Getting up is really hard

The scenes are awesome and you can see you are pretty high (the top is at 2291m). On the top you have a bit dilema where to go, as it looks like two summits, but the correct one is the left one.

Upper and Lower Tama

Snow under you and it is time to climb on the other „summit“ as well. This is much better as it has the crater there and you can see how deep it is and how vertical the border is at top. And it is also perfect place for some snack.

Having snack at Ngauruhoe

If the ascent was challenging, the descent is more than that – it is several grades harder, you somehow run, ski, roll or use any other manner how to get down safely and quickly (well it is impossible to go slowly).
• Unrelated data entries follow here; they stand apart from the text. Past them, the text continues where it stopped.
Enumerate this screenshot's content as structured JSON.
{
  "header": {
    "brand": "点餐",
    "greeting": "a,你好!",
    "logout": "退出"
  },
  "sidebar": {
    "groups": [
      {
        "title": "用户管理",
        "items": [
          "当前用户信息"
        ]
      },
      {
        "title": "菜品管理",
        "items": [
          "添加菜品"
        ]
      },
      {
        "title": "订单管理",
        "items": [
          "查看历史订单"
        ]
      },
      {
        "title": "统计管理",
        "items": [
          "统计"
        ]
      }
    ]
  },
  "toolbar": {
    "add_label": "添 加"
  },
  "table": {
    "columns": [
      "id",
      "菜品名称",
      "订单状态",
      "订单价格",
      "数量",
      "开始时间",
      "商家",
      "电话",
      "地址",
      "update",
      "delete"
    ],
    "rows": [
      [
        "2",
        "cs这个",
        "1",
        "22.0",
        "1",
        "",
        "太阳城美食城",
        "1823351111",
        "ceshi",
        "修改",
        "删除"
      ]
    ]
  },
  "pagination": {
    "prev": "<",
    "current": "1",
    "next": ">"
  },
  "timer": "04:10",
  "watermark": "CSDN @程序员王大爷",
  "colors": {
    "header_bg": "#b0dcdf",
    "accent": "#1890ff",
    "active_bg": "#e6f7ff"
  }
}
Also stones tumble down several times and they are really dangerous – one girl almost catched it in her back.

Get down in whatever style you want

Just short walk over South Crater and another small ascent is here up to Red Crater, which is the halfway point and there are really nice red rocks.

Red Crater

Just over it and three Emerald Lakes in front of us – they are really nice and perfect place for lunch, during which we also found that we are a bit late to catch the last bus – has to run for a while.

Emerald Lakes

Central Crater isn’t really photogenic, but Blue Lake is. Especially when you depart (of course that by accident) from the track (marked with poles) and hike to some hill near by.

Blue Lake

And then we have around three hours trip which need to be done in a maximum of two hours. It is downhill the whole time, which is really annoying and my knees are sore at the end. Next time I would go just to the Blue Lake and back to start, it’ll be probably much easier.

And all the way down

Back to car and quickly move to Piropiro camp at Pureora Forest Park. This DOC campsite is really nice, but really far away from the main road, we were searching for it for maybe two hours but finally made it there.